For the reasons given above, the Commissioner disagrees with this position, and considers the subsidiary to have a lodgment day by reference to the head company's lodgment day that includes details of the subsidiary's relevant income and profits.
Moreover, the Commissioner notes that this view fails to give effect to the intended operation of Division 7A. In particular, it fails to give paragraph 109D(1)(b) or the limitation in subsection 109D(1AA) any practical work to do. This is because a loan can never be said to be 'fully repaid before the lodgment day', nor can any part of the loan be said to be 'repaid before the lodgment day', if there is no lodgment day. Accordingly, this view would have the unintended and disadvantageous outcome that relevant repayments would not be able to be taken into account in determining the amount of a dividend taken to be paid by the subsidiary member of a consolidated group under section 109D.
Compendium
The ATO published responses to 3 submissions on this ruling in TD 2015/18EC. Outcome labels are heuristic — read the ATO response for the detail.
1Paragraph 13 of TD 2015/D3 describes a date by which the Commissioner has, in the Gazette, required companies to lodge their return of income for the year. It was noted that the Commissioner has extended this date for companies lodging via registered agents through the Lodgment Program. It was thought that paragraph 13 of TD 2015/D3 might cause confusion about what is the relevant date for the purposes of subsection 109D(6) of the Income Tax Assessment Act 1936 (ITAA 1936).accepted
ATO response
The ATO agrees that paragraph 13 of TD 2015/D3 if left unamended might cause confusion about what is the relevant date for the purposes of subsection 109D(6) of the ITAA 1936. To this end, a footnote has been added to the relevant paragraph of the final determination to make clear that the relevant date may be deferred by the Commissioner under subsection 388-55(1) of Schedule 1 to the Taxation Administration Act 1953.

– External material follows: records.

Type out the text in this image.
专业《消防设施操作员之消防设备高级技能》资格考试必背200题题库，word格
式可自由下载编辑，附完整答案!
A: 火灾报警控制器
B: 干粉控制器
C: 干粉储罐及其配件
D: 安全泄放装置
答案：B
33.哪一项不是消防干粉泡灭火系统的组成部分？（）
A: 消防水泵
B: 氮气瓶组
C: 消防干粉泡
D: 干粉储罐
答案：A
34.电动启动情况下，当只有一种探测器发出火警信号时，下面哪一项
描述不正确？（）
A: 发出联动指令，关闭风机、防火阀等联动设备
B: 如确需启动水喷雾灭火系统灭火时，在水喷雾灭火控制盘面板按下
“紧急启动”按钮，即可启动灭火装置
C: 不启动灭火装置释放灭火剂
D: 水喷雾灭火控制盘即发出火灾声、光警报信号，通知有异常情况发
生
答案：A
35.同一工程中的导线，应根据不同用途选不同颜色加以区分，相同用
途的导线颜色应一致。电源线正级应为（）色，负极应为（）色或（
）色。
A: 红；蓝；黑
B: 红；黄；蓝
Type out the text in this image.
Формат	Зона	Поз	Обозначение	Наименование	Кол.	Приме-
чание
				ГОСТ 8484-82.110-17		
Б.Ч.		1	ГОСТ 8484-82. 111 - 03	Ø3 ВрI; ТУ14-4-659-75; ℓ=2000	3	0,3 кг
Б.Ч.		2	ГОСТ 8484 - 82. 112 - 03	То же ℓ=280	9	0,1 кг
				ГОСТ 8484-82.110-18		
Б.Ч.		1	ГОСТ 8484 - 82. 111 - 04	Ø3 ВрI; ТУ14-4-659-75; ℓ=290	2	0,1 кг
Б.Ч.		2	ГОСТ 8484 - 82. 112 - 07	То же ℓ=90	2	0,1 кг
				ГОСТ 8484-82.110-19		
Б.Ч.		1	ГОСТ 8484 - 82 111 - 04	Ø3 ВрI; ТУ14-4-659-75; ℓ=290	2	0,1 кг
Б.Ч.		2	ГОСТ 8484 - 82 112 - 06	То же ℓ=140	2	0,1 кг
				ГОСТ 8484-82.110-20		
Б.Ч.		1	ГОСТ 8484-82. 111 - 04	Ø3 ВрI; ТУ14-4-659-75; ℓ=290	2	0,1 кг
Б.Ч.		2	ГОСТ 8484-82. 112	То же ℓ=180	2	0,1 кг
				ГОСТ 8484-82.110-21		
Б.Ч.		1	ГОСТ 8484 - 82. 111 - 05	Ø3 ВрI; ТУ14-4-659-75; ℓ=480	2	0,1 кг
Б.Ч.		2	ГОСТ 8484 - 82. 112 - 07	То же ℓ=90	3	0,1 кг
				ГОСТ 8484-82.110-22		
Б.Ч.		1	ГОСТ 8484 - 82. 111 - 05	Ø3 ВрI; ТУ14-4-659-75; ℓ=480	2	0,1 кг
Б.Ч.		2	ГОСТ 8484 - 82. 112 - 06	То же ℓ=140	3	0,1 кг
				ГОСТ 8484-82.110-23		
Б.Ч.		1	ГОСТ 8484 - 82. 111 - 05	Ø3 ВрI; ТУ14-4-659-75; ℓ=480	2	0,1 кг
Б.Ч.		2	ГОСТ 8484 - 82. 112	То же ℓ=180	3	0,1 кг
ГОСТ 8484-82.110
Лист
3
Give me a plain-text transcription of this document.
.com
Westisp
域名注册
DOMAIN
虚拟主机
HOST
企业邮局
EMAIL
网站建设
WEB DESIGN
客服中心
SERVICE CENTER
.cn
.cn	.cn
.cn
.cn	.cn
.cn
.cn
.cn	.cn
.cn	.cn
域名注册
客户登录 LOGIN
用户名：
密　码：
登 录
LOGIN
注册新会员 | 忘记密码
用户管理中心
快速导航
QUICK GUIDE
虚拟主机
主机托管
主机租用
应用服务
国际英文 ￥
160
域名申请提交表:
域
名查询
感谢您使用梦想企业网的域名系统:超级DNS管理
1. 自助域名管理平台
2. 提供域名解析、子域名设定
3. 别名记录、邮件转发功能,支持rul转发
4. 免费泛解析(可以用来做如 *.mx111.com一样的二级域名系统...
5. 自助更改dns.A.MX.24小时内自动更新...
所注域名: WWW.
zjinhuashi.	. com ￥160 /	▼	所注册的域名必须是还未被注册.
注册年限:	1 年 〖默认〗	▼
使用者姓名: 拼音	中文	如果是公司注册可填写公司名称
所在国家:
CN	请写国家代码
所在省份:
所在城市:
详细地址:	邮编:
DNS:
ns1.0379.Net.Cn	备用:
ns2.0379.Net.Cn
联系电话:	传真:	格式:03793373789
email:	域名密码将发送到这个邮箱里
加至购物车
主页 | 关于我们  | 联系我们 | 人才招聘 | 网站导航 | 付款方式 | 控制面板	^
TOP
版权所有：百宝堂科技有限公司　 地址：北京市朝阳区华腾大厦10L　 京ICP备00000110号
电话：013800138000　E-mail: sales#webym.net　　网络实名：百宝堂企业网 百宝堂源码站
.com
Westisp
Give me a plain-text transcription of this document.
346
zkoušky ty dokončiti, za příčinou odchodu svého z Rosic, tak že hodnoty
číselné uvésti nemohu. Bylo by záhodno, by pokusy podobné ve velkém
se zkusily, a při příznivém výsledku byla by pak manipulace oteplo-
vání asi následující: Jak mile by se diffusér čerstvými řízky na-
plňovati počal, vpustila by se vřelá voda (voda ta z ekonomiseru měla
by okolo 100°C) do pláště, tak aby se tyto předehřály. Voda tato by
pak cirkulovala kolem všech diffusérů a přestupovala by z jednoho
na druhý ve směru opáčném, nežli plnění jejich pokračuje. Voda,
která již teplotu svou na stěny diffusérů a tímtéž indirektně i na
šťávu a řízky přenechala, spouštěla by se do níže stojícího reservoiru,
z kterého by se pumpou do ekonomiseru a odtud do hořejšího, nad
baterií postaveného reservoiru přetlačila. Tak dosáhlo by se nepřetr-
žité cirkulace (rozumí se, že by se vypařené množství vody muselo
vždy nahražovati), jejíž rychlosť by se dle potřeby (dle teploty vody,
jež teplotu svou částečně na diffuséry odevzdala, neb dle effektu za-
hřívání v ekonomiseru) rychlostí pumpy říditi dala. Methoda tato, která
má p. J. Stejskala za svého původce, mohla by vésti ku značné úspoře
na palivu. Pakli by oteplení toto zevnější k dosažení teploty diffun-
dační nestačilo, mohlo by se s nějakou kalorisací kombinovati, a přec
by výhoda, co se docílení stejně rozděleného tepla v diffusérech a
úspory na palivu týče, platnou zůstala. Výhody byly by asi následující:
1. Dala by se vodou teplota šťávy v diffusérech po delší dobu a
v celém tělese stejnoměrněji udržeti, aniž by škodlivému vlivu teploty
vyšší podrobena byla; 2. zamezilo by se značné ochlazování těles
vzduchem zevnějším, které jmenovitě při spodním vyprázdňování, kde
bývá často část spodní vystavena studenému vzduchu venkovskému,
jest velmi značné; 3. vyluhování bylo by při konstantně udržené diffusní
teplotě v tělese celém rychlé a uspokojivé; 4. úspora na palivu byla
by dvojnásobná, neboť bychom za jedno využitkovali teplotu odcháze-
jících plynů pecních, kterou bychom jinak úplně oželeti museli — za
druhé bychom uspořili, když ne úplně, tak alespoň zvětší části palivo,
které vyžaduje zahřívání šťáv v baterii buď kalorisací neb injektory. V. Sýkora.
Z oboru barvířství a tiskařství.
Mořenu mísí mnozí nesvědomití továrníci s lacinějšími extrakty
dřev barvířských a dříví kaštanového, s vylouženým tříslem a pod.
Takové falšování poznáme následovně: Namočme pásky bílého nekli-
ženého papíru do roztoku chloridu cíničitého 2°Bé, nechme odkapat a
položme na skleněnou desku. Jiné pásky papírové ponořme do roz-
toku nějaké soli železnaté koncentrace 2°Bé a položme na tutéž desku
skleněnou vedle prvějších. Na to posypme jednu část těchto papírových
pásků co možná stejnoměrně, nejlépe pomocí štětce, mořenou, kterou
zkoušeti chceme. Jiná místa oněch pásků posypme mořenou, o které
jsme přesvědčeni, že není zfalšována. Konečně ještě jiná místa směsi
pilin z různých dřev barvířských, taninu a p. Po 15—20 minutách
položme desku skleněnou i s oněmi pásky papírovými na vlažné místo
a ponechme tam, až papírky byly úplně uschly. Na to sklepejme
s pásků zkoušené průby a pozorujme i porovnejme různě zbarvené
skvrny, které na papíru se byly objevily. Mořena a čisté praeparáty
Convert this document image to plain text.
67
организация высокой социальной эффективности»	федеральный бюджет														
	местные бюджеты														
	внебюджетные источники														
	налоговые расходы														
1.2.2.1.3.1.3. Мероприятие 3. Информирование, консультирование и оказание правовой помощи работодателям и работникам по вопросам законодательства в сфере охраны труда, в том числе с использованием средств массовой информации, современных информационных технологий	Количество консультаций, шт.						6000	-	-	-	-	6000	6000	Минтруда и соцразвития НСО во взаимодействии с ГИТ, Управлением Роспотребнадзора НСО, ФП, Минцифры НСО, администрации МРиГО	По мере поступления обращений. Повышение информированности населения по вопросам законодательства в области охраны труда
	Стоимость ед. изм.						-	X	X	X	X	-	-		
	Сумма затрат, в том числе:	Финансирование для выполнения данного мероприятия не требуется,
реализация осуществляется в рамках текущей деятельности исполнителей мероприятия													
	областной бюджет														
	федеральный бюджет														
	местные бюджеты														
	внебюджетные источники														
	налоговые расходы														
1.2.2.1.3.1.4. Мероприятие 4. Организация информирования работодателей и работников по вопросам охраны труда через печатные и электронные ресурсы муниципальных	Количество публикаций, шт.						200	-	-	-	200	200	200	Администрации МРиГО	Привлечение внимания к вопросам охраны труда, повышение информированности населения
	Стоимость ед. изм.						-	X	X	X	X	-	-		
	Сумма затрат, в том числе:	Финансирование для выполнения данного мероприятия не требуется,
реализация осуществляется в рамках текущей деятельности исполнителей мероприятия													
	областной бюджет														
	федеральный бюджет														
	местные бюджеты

2A subsidiary member may have an actual lodgment date up until the final binding decision is made to form a tax consolidated group. At that point in time, the lodgment date of the head company would be attributed to the subsidiary. A scenario is identified where a loan between a subsidiary private company and a third-party shareholder or associate would trigger the application of section 109D of the ITAA 1936 merely by reason of a late lodgment (and consolidation decision) by the head company, in circumstances where the head company in fact has an earlier lodgment date that that which was the lodgment date of the subsidiary. We request the ATO to consider including a section in the Draft Determination that allows the subsidiary to apply its actual lodgment date in the year of formation or (alternatively) that section 109RB of the ITAA 1936 (the Commissioner's discretion) would be applied in the year of formation where the subsidiary's lodgment date is used.